Радуясь возможности хоть ненадолго без помех обратиться со своим каждением к господу богу, — Мамай наконец-то перестал ему докучать, — пан Куча ничего и не заметил, а увидев, не сразу постиг, зачем это мама с сыночком приволокли сюда перину и подушки, но тут же ему все и открылось.
Михайлик своей саблей, которая в руках у исполина казалась игрушкой, не мешкая вспорол перину, а матинка то же учинила с подушками кривым турецким ятаганом, что висел всегда у пояса, — и полетело на горящую кучу ладана тонко дранное перо, нащипанное руками крепачек да полонянок — из куриных крыльев, из петушиных косиц, из утиных правил, из кучериков селезня, из гусиных маховиков да из всякой прочей птицы, кроме разве что дикой утки, — ее пером подушек не набивают испокон века, чтоб ночами не болела голова.
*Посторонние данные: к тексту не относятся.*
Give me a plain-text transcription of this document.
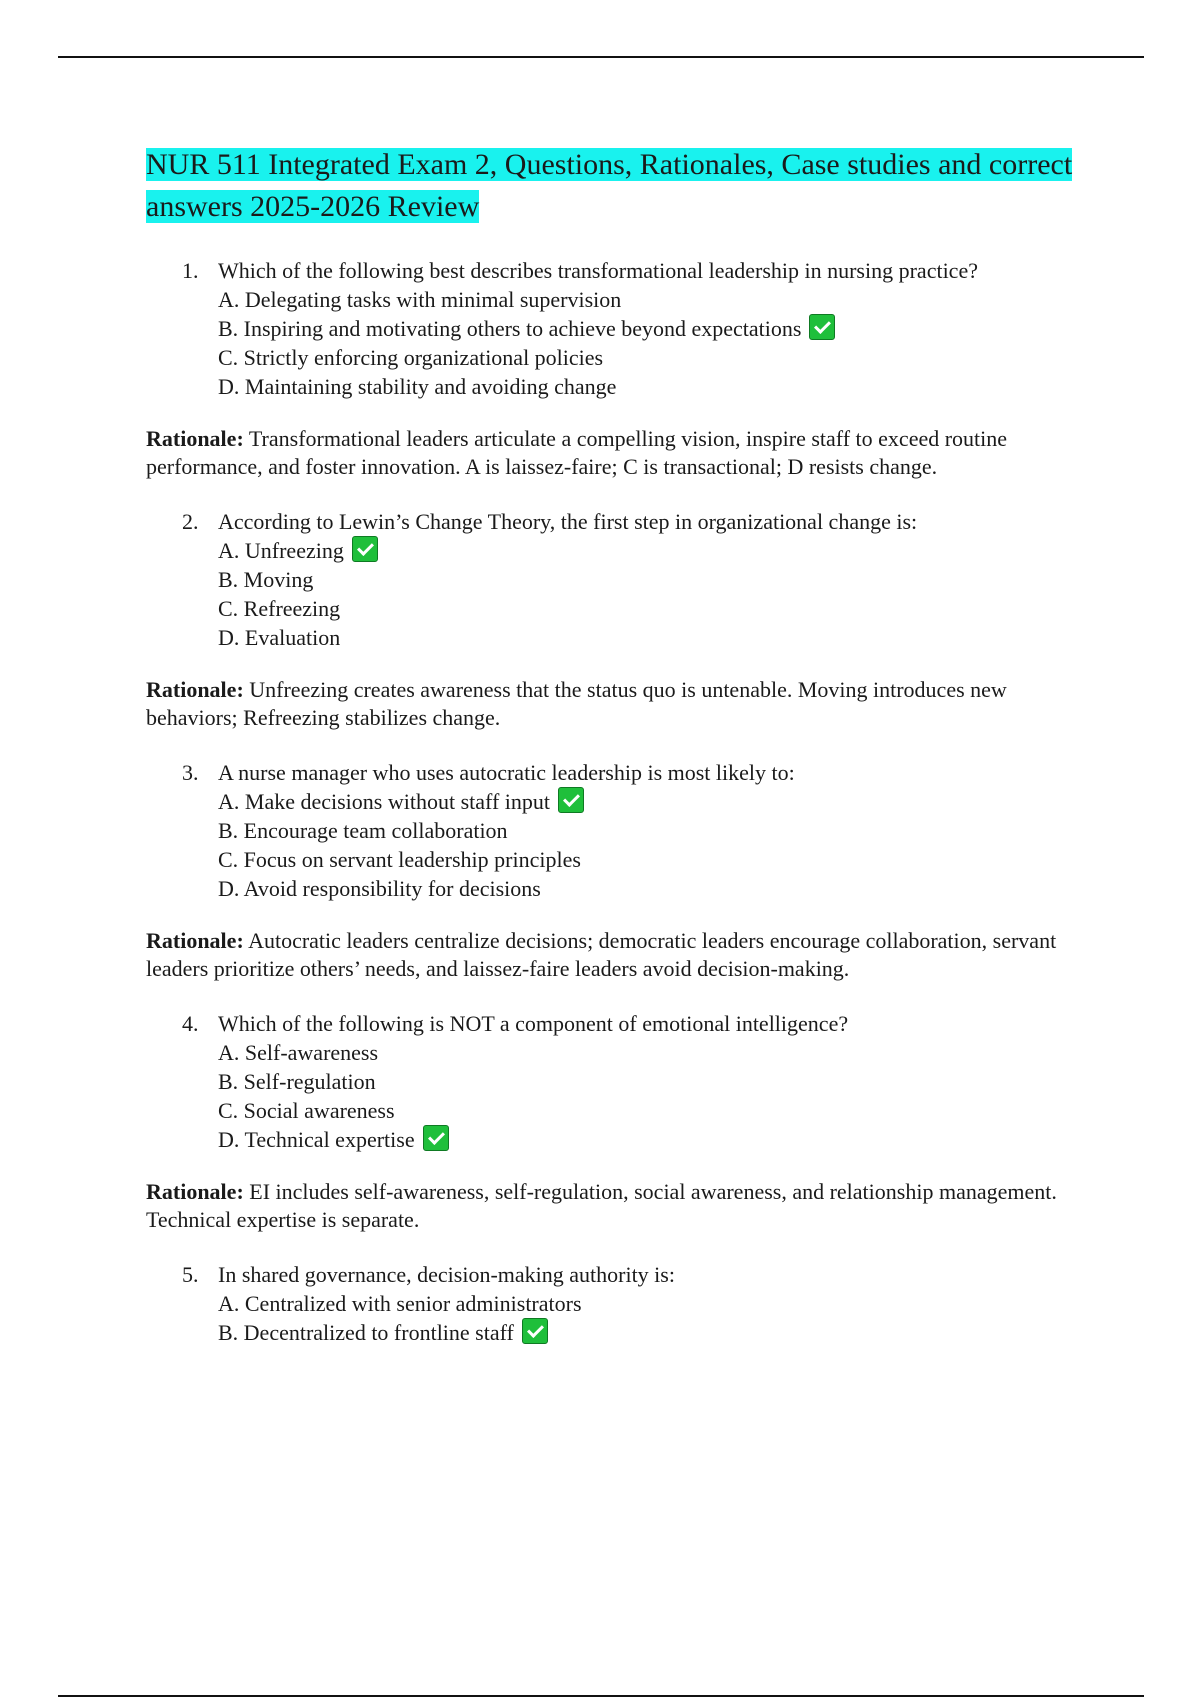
NUR 511 Integrated Exam 2, Questions, Rationales, Case studies and correct answers 2025-2026 Review
1. Which of the following best describes transformational leadership in nursing practice?
A. Delegating tasks with minimal supervision
B. Inspiring and motivating others to achieve beyond expectations
C. Strictly enforcing organizational policies
D. Maintaining stability and avoiding change

Rationale: Transformational leaders articulate a compelling vision, inspire staff to exceed routine performance, and foster innovation. A is laissez-faire; C is transactional; D resists change.

2. According to Lewin’s Change Theory, the first step in organizational change is:
A. Unfreezing
B. Moving
C. Refreezing
D. Evaluation

Rationale: Unfreezing creates awareness that the status quo is untenable. Moving introduces new behaviors; Refreezing stabilizes change.

3. A nurse manager who uses autocratic leadership is most likely to:
A. Make decisions without staff input
B. Encourage team collaboration
C. Focus on servant leadership principles
D. Avoid responsibility for decisions

Rationale: Autocratic leaders centralize decisions; democratic leaders encourage collaboration, servant leaders prioritize others’ needs, and laissez-faire leaders avoid decision-making.

4. Which of the following is NOT a component of emotional intelligence?
A. Self-awareness
B. Self-regulation
C. Social awareness
D. Technical expertise

Rationale: EI includes self-awareness, self-regulation, social awareness, and relationship management. Technical expertise is separate.

5. In shared governance, decision-making authority is:
A. Centralized with senior administrators
B. Decentralized to frontline staff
Вытряхнув все это на кучу ладана, мать и сын предерзко поглядели на Пампушку с Роксоланой, кои так оторопели, узрев сие бесстыдство, что язык прилип к гортани, — с вопросом обратили взор и на Мамая, на дивные да прекрасные очи его, где так и бегали веселые чертячьи огоньки, и Михайлик с матинкой рады были видеть, как дергался у него кончик правого уса, что, надо быть, означало похвалу — людям, богу и природе, как лохматая бровь его заломилась еще круче, нежели всегда, и он захохотал:
— А чтоб вас бог любил, а меня молодицы!
Тихонько прыснула и пленная татарка.
Засмеялись боязливо и слуги.
И только пан Куча с супругою все еще молчали.
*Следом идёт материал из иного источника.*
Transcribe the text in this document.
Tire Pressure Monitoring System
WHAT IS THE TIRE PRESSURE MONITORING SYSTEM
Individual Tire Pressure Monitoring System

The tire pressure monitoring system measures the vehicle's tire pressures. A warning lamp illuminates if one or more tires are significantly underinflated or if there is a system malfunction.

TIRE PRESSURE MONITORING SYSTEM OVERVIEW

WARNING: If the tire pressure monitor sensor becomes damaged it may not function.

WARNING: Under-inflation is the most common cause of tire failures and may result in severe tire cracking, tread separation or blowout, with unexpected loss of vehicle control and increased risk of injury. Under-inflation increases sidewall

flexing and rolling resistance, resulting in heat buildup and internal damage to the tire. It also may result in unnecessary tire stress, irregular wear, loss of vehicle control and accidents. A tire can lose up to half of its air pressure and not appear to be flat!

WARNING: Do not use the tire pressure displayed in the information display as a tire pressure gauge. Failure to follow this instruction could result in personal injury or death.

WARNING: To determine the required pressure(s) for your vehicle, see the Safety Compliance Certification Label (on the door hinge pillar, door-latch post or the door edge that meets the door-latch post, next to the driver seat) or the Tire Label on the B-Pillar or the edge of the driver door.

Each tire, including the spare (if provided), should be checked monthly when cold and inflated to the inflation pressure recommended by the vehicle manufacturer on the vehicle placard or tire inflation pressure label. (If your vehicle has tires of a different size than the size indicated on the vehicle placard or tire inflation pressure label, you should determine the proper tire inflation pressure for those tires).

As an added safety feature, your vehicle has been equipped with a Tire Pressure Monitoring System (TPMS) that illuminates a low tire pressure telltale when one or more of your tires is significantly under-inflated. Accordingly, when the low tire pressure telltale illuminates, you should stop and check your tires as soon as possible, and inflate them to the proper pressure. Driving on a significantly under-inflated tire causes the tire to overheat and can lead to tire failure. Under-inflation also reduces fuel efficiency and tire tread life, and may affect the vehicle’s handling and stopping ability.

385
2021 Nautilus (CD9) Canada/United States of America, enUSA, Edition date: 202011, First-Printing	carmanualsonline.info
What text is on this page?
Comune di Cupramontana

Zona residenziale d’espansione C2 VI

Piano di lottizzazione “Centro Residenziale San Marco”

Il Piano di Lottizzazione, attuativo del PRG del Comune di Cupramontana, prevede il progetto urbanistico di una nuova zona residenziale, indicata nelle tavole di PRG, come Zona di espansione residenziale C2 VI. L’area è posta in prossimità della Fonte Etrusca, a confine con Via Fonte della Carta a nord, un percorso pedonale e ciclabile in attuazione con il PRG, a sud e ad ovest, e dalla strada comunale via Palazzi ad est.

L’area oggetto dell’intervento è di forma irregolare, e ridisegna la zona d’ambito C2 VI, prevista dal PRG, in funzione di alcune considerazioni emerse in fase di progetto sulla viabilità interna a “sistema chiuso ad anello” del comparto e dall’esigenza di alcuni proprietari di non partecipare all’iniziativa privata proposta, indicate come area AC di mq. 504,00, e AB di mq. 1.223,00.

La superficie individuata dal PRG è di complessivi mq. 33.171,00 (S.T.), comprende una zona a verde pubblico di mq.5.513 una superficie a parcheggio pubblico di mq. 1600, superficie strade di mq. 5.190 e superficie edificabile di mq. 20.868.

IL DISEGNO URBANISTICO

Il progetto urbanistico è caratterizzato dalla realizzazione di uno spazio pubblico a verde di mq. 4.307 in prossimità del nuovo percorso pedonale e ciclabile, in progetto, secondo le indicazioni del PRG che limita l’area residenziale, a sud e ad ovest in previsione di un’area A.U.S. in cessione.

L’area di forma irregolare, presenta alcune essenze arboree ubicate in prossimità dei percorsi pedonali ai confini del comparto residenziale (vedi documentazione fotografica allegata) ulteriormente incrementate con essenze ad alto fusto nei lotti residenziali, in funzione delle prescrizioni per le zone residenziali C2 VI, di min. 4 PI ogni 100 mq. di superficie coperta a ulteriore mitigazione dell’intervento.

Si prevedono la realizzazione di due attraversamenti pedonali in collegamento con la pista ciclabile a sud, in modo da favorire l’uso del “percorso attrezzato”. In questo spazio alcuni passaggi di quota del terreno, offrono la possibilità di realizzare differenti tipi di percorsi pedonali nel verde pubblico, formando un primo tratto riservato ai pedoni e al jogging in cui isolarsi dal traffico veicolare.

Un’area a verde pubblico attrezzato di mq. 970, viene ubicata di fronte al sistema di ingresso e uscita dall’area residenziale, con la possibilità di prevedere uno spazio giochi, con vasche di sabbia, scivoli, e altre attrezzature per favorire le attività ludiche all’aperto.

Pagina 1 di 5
Но премерзкий смрад паленых перьев принудил всех отступить от кучи ладана, благовония коего уже не учуять было ни слугам, ни джурам, ни козакам, ни обозному с супругой, ни самому пану богу.
Демид Куча, рассвирепев, вспомнил наконец, что у него есть язык, и с бранью да криком накинулся на Михайлика, который вытряхивал над жертвенным огнем остатки перьев.
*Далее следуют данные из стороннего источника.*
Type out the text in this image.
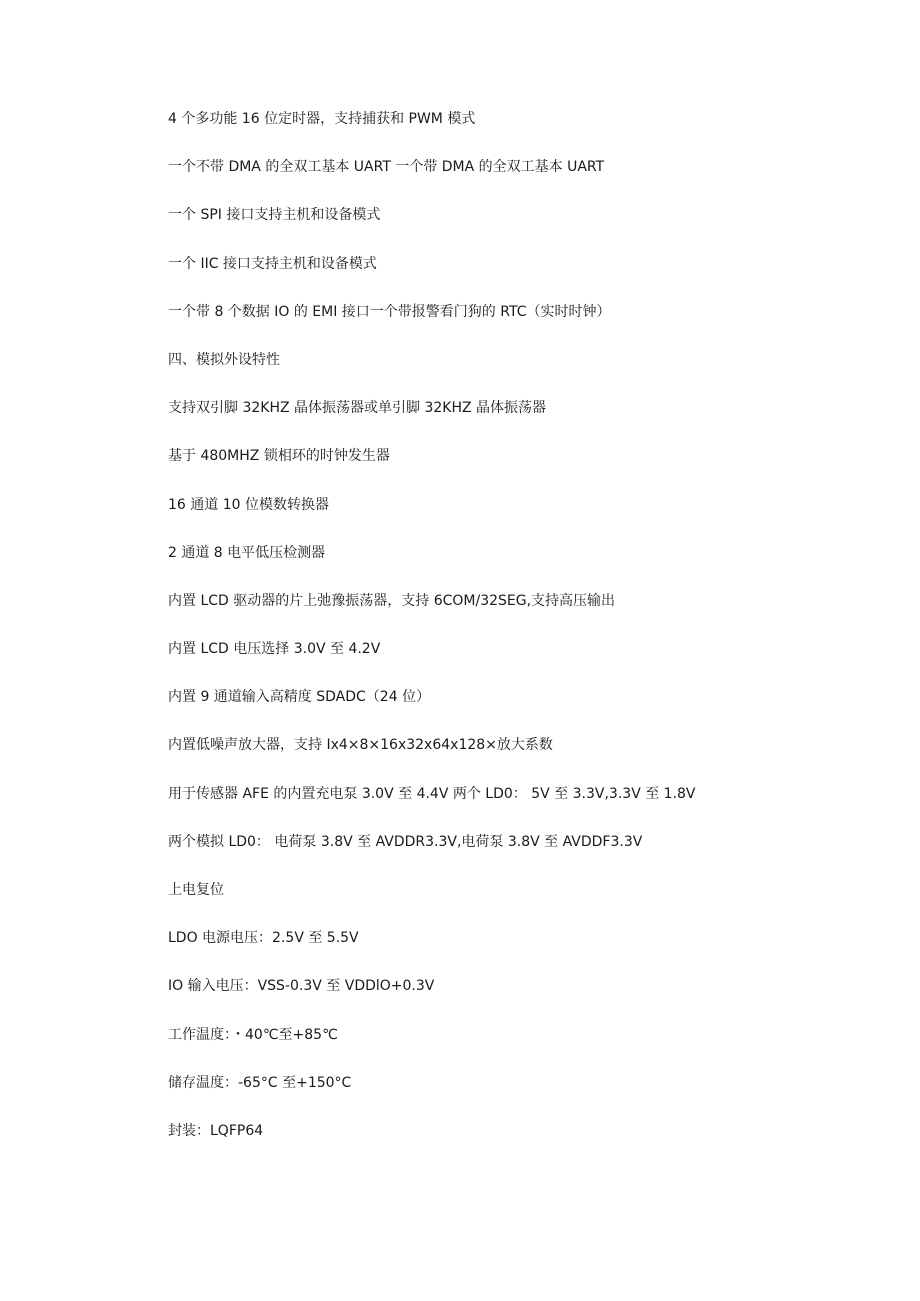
4 个多功能 16 位定时器，支持捕获和 PWM 模式
一个不带 DMA 的全双工基本 UART 一个带 DMA 的全双工基本 UART
一个 SPI 接口支持主机和设备模式
一个 IIC 接口支持主机和设备模式
一个带 8 个数据 IO 的 EMI 接口一个带报警看门狗的 RTC（实时时钟）
四、模拟外设特性
支持双引脚 32KHZ 晶体振荡器或单引脚 32KHZ 晶体振荡器
基于 480MHZ 锁相环的时钟发生器
16 通道 10 位模数转换器
2 通道 8 电平低压检测器
内置 LCD 驱动器的片上弛豫振荡器，支持 6COM/32SEG,支持高压输出
内置 LCD 电压选择 3.0V 至 4.2V
内置 9 通道输入高精度 SDADC（24 位）
内置低噪声放大器，支持 Ix4×8×16x32x64x128×放大系数
用于传感器 AFE 的内置充电泵 3.0V 至 4.4V 两个 LD0： 5V 至 3.3V,3.3V 至 1.8V
两个模拟 LD0： 电荷泵 3.8V 至 AVDDR3.3V,电荷泵 3.8V 至 AVDDF3.3V
上电复位
LDO 电源电压：2.5V 至 5.5V
IO 输入电压：VSS-0.3V 至 VDDlO+0.3V
工作温度：・40℃至+85℃
储存温度：-65°C 至+150°C
封装：LQFP64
— Ополоумел, голодранец чертов!
— Не лайтесь, пане.
— Не нюхал моего канчука?
— А ты, пане, моего кулака. — И хлопец спокойно протянул к Пампушке-Стародупскому свой кулак, здоровенный, что колода. И тихо добавил: — Он смертью пахнет.
— Запорю!
— Я не крепак твой, пане.
— Все хлопы скоро станут крепаками! — И вдруг заверещал: — Во-он!
— Ой? Гром рака убил! — притворно испугавшись, ухмыльнулся Козак Мамай.
— Прочь из моего дома!
— А разве ж это ваш дом? — простодушно спросил Михайлик, рукою широко объяв и степь, и неозо́рные дали, и синий колокол небес.
— Неверный слуга — хуже ворога, — играя на чарующих низах своего дразнящего голоса, проворковала пани Роксолана. — Но ведь доселе ты был слугою верным.
— Я слугою не был, — пожал плечами Михайлик, и он сам уже не понимал, что могло возмутить его кровь, когда он держал на руках эту откормленную кралю.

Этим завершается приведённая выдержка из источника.